A few years ago, the vice president for research started a research assistanceship program for PhD students who have an interest in serving on the IRB and working with principal investigators (PIs), says Robert J. Barney, MSW, PhD-candidate and IRB member at the University of Louisville. Barney has been a research assistant for the past three years.
The goal of the program is to provide one doctoral student in the Kent School of Social Work with a paid position that also assists with the student's tuition. In return, the student serves on the IRB and works with researchers as they prepare protocol submissions for the board.
Barney serves as a consultant to researchers, and it complements his role as an IRB member.
"It's an amazing experience," Barney says. "I've done dozens of continuations and amendments and have learned the process of the IRB, while having the experience of interfacing between researchers and the IRB."
So Barney has learned how the decisions are implemented and experienced by researchers.
The research assistant typically works 20 hours per week assisting with any IRB-related matters.

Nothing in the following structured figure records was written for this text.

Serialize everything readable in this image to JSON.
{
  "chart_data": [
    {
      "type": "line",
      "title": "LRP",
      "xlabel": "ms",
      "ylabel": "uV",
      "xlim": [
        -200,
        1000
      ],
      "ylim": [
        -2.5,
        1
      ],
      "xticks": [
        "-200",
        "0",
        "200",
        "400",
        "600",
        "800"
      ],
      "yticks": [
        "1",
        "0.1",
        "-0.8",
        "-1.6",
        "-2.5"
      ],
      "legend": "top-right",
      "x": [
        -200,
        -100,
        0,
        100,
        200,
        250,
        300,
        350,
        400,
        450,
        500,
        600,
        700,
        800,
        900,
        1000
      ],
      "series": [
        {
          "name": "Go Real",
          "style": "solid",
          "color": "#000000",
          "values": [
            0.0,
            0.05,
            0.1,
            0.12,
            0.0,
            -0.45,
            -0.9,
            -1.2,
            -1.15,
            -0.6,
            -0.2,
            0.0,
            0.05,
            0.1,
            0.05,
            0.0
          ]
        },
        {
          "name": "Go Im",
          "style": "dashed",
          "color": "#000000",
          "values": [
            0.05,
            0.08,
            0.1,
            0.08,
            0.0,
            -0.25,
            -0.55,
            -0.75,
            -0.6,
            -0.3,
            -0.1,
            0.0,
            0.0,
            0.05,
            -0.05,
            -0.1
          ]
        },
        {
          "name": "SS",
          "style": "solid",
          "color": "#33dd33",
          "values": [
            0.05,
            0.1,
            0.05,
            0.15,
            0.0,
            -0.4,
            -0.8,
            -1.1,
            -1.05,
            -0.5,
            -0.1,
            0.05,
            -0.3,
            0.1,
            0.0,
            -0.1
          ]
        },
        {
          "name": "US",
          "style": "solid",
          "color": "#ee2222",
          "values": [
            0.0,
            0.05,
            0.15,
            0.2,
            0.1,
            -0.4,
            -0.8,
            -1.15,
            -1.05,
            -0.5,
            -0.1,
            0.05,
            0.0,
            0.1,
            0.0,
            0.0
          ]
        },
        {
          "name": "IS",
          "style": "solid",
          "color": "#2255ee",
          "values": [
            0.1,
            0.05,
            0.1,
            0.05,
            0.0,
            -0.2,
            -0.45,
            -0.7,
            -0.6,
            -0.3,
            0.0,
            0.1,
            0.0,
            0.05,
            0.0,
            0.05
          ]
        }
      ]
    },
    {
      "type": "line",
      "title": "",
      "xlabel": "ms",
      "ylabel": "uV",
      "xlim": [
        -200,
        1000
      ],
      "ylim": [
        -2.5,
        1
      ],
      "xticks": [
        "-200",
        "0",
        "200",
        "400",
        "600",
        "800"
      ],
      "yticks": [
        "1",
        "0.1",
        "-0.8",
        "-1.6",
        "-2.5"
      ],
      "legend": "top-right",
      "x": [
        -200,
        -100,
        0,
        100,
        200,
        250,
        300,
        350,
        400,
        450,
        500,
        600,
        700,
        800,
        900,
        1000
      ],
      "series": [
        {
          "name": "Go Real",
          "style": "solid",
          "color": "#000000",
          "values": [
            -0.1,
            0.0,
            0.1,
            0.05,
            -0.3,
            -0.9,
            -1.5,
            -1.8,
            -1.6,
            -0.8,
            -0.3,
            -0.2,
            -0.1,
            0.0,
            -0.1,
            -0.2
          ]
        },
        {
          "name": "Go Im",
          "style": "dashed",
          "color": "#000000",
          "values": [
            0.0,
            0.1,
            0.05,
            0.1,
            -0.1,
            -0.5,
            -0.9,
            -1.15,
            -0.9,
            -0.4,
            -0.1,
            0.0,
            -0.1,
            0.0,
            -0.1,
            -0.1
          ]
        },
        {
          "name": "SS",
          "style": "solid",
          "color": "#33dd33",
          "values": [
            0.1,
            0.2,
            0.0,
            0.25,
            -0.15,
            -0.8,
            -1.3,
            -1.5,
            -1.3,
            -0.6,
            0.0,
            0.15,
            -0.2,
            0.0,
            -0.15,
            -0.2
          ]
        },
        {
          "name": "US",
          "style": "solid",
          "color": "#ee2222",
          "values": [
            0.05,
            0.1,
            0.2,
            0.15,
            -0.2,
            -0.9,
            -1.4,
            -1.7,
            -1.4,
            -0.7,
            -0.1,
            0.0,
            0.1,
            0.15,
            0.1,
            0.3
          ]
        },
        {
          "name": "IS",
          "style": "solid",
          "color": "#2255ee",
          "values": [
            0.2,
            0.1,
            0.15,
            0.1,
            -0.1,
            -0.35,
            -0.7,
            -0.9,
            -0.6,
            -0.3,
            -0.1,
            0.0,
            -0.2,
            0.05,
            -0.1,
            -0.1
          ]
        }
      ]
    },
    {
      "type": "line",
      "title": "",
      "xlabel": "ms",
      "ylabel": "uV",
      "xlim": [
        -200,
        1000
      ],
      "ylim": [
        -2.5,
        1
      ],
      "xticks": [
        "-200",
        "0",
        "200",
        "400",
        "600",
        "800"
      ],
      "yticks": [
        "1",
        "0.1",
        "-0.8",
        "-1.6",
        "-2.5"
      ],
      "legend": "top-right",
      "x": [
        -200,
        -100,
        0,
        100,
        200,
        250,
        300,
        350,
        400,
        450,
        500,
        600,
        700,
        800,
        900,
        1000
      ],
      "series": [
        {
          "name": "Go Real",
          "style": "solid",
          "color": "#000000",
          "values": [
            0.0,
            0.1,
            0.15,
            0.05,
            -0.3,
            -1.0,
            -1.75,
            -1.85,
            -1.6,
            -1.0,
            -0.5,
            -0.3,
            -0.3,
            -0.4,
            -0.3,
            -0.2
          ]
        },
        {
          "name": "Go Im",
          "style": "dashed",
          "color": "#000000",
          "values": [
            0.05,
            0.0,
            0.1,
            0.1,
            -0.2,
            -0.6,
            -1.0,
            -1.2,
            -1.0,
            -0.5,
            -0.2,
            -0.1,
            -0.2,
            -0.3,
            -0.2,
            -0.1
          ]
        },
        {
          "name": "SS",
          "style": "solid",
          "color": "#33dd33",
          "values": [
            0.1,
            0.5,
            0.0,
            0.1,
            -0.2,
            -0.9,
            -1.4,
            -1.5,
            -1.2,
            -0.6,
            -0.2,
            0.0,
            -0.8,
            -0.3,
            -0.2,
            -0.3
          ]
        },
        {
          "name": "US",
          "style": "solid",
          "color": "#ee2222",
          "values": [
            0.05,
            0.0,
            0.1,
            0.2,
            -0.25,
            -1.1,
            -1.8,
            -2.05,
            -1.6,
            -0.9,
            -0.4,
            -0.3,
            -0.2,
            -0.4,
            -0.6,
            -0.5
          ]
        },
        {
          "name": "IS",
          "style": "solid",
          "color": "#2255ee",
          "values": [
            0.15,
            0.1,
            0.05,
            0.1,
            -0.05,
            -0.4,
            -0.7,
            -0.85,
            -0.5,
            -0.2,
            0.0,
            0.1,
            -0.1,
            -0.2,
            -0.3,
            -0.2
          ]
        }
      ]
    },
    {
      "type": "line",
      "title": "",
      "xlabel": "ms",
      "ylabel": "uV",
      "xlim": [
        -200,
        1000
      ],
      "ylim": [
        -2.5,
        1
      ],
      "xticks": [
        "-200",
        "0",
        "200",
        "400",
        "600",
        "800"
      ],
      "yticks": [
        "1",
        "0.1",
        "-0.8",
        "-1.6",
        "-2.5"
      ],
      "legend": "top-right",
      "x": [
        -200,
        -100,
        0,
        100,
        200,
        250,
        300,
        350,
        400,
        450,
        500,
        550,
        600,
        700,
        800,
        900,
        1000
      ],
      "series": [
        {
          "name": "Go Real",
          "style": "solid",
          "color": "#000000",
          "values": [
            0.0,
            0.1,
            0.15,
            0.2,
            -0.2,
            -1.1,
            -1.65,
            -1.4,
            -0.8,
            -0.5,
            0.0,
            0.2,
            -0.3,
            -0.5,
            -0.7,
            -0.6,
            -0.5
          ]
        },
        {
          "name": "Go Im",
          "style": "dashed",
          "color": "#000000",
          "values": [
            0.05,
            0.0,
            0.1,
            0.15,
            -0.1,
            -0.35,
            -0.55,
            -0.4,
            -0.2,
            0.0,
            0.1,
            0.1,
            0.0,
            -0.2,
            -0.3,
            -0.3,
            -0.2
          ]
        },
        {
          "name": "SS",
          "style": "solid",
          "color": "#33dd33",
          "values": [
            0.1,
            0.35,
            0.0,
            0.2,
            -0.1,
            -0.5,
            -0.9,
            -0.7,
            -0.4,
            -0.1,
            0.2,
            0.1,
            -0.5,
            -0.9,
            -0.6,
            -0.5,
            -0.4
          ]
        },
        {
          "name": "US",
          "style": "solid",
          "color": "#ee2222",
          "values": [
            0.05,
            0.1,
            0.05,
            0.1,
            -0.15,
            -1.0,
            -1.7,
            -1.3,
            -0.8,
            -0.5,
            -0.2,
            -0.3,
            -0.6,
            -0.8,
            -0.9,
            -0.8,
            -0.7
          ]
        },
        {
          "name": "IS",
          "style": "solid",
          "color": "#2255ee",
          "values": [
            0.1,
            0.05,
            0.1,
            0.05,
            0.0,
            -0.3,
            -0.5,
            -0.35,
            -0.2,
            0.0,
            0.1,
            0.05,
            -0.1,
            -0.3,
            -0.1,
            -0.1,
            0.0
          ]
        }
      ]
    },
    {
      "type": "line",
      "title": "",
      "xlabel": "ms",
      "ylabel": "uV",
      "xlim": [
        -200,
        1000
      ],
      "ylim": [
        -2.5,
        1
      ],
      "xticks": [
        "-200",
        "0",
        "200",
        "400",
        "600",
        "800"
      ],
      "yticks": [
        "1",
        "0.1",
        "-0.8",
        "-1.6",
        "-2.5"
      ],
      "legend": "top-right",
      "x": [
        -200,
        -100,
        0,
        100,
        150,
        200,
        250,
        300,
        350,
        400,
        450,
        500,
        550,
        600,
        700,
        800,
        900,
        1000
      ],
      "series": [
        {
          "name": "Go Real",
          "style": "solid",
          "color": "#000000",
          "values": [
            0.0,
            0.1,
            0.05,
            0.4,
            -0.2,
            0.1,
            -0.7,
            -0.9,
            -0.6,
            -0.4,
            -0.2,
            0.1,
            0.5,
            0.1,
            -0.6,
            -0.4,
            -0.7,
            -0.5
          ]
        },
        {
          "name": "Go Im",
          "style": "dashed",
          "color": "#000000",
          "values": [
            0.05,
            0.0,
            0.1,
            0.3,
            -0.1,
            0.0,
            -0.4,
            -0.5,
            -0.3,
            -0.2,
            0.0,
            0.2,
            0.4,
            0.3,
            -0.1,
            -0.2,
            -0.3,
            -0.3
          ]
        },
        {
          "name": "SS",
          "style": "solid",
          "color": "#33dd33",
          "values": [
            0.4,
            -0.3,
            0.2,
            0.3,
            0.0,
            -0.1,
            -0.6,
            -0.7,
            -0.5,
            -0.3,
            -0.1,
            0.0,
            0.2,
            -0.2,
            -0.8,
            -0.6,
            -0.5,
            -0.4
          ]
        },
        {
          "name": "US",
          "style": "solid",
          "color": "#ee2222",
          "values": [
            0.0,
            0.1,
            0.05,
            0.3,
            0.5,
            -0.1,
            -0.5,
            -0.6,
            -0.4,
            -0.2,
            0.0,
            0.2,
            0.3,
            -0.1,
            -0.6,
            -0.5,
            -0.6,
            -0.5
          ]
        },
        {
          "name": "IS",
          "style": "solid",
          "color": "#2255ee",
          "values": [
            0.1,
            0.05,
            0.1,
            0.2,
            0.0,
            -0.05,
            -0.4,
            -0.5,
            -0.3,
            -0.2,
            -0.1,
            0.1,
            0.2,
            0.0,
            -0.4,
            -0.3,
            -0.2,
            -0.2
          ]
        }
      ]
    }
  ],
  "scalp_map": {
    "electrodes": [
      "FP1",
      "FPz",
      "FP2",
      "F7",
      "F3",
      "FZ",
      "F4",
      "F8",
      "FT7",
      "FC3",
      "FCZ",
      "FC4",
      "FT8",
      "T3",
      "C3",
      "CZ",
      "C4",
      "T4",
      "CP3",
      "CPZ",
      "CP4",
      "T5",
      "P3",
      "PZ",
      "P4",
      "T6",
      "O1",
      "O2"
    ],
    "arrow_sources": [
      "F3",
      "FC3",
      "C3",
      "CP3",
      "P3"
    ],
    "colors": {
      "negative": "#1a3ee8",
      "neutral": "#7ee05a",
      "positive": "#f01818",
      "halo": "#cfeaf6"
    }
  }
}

This includes helping to build protocols, prepare IRB applications, working with amendments, etc., Barney explains.
"It's through my experience with the IRB that I've learned the applications," he says. "I started as an alternate member of the IRB at the same time I became a research assistant."
The two positions complement one another and helped expedite his learning process, he adds.
When researchers are sent IRB notices, Barney also receives a copy.
"Any time a notice is sent to the PI, it's also sent to me," he says. "I follow up and offer help that way."
Barney also assists with preparing applications and making certain protocols contain all of the correct elements for human subjects research protection.
"I bounce ideas and considerations off the PIs, maybe talking with them about the implications of the research that they may not have considered," he adds. "If there's something they might not have considered, then the IRB might ask for further changes, and I can mitigate some of those requests by the advice I give researchers."
Barney works mainly with new investigators, typically starting by directing them to the educational requirements of the IRB.
"I make sure they understand the processes required by our particular IRB," he says. "We have federally-mandated guidelines, but each IRB is able to interpret those in a unique way and impose a set of requirements unique to that university."
The goal is to get PIs up to speed with the University of Louisville's requirements, he adds.
"I use a lot of informational materials provided by the IRB," Barney explains. "In a lot of cases I look back to the protocols and submissions made in previous years with previous studies to help me understand what was required."
When new issues arise, Barney will compare studies that have the same issues looking for a new twist on an old issue or a new concept that needs to be considered.
"I stay in close contact with the chair and director of the IRB, consulting with them," Barney says. "It's a bit of mentorship that's available to me, as well."